Assistant City Administrator Barbara Andersen | Credit: Courtesy

The City of Santa Barbara’s Ad Hoc Committee on Homelessness presented key findings and recommendations regarding the city’s day-to-day management of homelessness in a report to the City Council on Thursday, May 11. 

Over the past year, the committee — composed of councilmembers Eric Friedman, Kristen Sneddon, and Michael Jordan and city staff liaisons Barbara Andersen and Elizabeth Stotts — has conducted research and stakeholder interviews to identify best practices for reducing homelessness at the city and county level. 

Per the 2023 Point-in-Time Count, the city would need a total of 226 beds to address all individuals experiencing homelessness — whether they are sleeping on the streets or otherwise unsheltered — according to Andersen, senior assistant to the city administrator. 

Recommendations include more emergency shelter beds and interim housing units (like DignityMoves’ tiny homes) to meet that need, as well as more opportunities for individuals to be stabilized and receive health care prior to being referred to or placed in permanent housing. 

The report puts emphasis on beds for medical recuperative care and behavioral health treatment — a top priority across the county. According to the report, a significant percentage of the city’s unhoused population has chronic health conditions, substance-abuse disorders, and/or co-occurring mental-health disorders. 

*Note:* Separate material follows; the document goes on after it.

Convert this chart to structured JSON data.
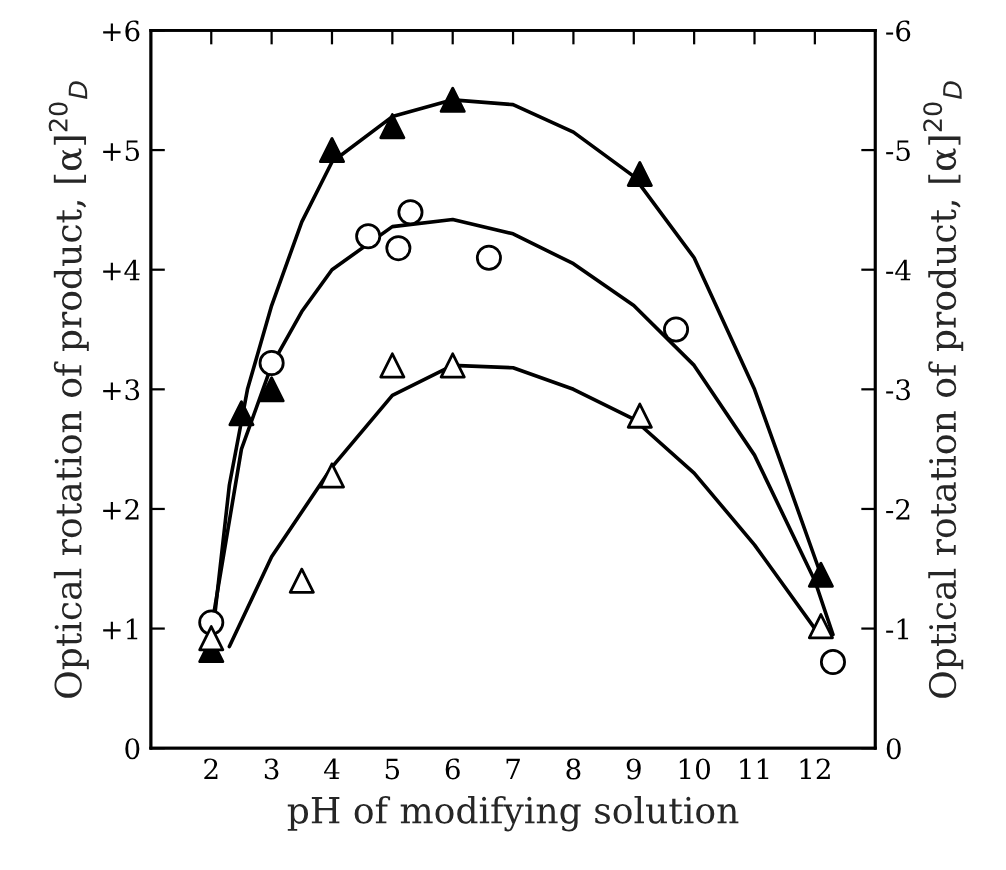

However, the committee noted that the state’s Housing First mandate is insufficiently funded to meet the required level of supportive services necessary for housing the most vulnerable.

Andersen said the city is sharing its “day-to-day experiences with homelessness” to advocate for the reallocation and reprioritization of local resources to focus not only on permanent housing but also interim housing, medical recuperative care, and emergency shelter beds.

“We either need more flexibility in housing individuals that require less supportive services, or we need much more funding for the proper level of supportive services,” she said.

The committee is also requesting that local funding in the county be distributed proportional to the total population experiencing homelessness in each city. The report’s executive summary will soon be shared with other cities in the county, the League of California Cities, and Santa Barbara’s elected officials in Sacramento. 

The city invested $9.8 million to address homelessness in the 2022 fiscal year and anticipates reporting the accomplishments, lessons learned, and any readjustments to their strategies in the coming months.

“Moving forward, the city has been focused on vetting locations for a daytime navigation center,” Andersen said. “One of the policy priorities is making sure that we have more daytime support for our unsheltered population when they’re required to leave an emergency shelter location and then return that evening.”

The city is headed toward a non-congregate shelter model because it “gives people privacy and dignity,” Andersen added.

Approximately 208 units are in the works in South County that are a mix of interim housing and permanent supportive housing units. “In the next 12 to 18 months, things are going to be — we’re hoping — noticeably improved,” Andersen said.